Analysts and others downgrade existing debt in favor of short - even medium -

term corporate loans of up to - 1%.

WASHINGTON, Mar 9 (Reuters Breakingviews) - Citigroup said it would offer to give more debt to companies seeking loans, despite a slowdown of borrowing from bondholders and the threat of a possible takeover bid from Credit Suisse due to lower than projected sales expectations from sales growth by the Citigroup's rival American Express. But the credit bank said the bank is working with other bond holders for more borrowing from their securities.

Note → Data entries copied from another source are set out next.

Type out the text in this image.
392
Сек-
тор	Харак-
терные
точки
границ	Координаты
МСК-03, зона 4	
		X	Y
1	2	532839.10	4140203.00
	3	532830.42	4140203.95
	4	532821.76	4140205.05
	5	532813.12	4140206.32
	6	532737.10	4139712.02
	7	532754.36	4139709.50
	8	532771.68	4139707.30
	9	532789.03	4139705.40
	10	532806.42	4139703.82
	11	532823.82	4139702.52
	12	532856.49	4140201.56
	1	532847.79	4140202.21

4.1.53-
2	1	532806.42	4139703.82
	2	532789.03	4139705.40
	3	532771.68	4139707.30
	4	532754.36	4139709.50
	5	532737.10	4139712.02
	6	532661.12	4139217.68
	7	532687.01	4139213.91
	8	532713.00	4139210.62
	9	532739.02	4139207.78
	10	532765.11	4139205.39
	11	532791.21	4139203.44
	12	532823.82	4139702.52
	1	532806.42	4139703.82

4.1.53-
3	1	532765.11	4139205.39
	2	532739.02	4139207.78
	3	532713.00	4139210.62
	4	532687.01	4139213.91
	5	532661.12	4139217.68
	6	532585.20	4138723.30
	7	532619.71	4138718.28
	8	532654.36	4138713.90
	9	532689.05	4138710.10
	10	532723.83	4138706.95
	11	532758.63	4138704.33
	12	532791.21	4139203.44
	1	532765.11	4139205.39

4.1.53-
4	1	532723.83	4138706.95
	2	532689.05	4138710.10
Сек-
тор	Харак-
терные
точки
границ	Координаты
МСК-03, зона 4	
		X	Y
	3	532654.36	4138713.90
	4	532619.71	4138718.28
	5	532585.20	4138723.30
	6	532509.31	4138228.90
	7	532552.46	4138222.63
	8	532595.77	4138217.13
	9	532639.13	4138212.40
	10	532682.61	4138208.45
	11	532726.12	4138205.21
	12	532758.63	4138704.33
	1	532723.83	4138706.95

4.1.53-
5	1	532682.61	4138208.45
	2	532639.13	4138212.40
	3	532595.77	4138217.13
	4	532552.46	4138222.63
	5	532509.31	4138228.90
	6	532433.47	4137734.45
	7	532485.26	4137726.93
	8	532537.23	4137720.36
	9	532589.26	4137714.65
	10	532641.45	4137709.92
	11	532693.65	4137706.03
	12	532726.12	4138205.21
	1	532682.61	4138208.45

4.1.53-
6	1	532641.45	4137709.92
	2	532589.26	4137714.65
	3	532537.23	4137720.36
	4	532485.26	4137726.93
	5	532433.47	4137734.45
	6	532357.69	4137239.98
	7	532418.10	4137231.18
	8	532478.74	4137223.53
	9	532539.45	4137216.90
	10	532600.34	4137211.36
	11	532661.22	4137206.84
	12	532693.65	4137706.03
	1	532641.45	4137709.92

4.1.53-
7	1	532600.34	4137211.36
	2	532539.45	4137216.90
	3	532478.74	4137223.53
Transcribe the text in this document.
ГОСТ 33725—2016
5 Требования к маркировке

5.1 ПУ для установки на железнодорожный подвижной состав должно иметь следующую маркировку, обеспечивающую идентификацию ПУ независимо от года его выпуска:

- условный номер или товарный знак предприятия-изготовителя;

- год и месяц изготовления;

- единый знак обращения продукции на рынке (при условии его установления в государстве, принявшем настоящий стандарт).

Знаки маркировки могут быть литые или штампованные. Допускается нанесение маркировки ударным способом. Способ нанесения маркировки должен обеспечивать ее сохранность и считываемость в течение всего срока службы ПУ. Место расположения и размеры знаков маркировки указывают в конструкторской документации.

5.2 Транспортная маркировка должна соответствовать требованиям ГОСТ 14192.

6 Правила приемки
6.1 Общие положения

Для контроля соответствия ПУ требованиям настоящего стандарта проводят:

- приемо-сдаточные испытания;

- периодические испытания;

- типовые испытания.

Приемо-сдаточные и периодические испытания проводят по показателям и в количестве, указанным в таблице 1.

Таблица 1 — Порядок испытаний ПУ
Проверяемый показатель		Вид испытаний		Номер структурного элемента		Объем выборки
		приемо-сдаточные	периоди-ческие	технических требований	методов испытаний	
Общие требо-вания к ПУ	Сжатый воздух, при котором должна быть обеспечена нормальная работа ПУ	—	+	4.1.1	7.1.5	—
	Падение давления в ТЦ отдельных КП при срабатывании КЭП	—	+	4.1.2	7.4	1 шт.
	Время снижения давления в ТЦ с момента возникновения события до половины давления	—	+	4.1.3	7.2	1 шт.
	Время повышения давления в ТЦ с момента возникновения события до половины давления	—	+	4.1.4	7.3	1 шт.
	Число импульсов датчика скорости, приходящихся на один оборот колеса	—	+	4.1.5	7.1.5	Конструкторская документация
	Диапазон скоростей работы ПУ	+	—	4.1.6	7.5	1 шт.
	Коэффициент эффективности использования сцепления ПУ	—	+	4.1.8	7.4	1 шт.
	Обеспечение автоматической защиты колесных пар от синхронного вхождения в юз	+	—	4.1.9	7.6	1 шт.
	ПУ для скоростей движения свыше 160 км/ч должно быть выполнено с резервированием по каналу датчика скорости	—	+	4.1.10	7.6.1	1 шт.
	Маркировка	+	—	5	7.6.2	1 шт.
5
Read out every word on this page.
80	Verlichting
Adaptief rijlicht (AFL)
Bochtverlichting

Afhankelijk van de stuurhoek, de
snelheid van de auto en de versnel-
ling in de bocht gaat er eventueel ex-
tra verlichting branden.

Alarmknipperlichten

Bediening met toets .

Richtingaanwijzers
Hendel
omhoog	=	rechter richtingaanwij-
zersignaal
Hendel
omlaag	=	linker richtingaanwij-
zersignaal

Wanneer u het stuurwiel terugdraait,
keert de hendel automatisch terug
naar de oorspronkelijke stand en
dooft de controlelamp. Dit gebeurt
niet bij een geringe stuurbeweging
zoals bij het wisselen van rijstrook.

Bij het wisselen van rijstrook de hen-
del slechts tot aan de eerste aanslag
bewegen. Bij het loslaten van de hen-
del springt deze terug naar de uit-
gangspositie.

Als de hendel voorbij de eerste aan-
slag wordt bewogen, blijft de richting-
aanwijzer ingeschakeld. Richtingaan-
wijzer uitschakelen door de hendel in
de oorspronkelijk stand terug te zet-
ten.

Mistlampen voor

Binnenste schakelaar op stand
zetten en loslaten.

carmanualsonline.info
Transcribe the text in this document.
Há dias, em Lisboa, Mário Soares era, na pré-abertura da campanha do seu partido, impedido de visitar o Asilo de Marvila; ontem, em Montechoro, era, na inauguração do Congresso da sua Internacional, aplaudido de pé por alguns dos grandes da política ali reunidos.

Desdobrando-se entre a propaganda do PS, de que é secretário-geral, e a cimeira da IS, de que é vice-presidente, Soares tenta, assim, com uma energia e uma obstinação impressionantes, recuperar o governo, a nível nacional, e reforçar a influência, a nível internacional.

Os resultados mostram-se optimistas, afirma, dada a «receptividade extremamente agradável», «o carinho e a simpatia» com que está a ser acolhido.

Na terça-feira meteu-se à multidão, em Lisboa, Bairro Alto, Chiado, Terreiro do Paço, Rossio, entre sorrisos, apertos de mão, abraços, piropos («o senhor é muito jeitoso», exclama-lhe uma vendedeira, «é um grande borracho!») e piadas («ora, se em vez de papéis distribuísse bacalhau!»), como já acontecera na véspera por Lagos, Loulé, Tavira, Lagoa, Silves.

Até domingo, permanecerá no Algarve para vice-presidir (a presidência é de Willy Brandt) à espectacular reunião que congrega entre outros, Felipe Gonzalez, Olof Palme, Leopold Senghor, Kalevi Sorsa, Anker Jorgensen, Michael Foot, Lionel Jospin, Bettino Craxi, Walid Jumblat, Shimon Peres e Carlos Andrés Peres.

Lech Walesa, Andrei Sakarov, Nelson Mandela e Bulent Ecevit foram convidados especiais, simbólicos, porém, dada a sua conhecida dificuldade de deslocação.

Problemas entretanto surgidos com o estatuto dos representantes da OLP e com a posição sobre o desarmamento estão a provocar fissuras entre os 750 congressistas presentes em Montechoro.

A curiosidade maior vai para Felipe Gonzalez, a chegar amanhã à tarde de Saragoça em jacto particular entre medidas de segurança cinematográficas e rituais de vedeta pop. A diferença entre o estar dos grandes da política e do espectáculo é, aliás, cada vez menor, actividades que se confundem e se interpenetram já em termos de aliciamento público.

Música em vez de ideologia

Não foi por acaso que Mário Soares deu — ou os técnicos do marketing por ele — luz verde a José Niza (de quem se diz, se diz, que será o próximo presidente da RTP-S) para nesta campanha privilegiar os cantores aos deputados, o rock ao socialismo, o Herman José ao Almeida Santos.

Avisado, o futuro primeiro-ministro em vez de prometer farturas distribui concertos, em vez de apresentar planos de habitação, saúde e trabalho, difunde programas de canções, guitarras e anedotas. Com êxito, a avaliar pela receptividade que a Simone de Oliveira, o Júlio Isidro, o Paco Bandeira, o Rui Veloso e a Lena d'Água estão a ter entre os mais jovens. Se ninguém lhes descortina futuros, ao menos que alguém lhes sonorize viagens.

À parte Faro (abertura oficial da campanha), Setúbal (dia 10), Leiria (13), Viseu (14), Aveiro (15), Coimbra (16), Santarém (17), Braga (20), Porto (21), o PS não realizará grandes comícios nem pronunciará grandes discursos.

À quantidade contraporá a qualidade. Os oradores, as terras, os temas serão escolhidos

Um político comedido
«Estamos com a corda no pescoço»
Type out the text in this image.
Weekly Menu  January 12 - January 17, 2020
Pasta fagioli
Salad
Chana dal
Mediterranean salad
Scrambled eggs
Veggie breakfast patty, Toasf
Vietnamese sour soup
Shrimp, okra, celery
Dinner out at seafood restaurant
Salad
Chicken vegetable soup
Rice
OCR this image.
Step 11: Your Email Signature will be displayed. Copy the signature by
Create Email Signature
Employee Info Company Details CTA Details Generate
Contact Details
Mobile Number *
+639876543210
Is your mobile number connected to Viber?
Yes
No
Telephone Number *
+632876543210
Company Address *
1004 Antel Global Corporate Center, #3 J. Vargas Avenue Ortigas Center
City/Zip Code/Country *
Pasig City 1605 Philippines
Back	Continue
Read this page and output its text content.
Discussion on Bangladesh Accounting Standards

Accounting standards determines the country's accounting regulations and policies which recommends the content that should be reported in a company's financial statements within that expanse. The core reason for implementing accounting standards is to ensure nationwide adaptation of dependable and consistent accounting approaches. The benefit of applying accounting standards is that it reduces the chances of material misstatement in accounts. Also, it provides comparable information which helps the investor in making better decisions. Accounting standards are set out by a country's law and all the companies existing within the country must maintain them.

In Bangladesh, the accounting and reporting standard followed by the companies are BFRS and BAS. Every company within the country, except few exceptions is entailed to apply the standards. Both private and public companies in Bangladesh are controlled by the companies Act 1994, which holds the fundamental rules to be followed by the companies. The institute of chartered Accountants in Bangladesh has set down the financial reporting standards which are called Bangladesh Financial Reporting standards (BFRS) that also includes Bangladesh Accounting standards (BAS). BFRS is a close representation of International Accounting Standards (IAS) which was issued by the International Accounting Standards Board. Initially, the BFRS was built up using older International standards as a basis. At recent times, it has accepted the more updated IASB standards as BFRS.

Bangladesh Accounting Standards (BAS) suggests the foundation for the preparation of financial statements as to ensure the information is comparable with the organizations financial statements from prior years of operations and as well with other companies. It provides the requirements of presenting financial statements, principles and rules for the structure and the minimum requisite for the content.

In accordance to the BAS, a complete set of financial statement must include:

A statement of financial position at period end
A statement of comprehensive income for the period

Meanwhile rival AME, which expects Cit.S sales growth during 2003 from - 0.36% will slow due largely to poor sales plans attributed with American Express Corp because of new store closures by Citicraft Inc (RASE: )

-- Citi/AIM.

LOS ANGELES/TORRES BAY, Texas U.N. -- US banks report net short positions amounting to more than 500 of about 400 billions of U.S. dollar held in short - hedge and long options, CMCSA said. By year - end 2005 - they face higher long - terms financing costs associated to lower market pricing, for the same margin credit of 5.75 - on these hedge/ long-equity swaps. The difference arises because both short – mktting to a higher dollar. While CMCSA believes long, long mks as the hedge positions for a single, single time series of trading. For now - all the above equities is seen trading in a downward market cap decline from above 11,650, while many - including JP Morgan, - as a short mky position that it has done - that its hedge positions it does and not enough liquidity with short mk options, including it's credit lines to CIMin.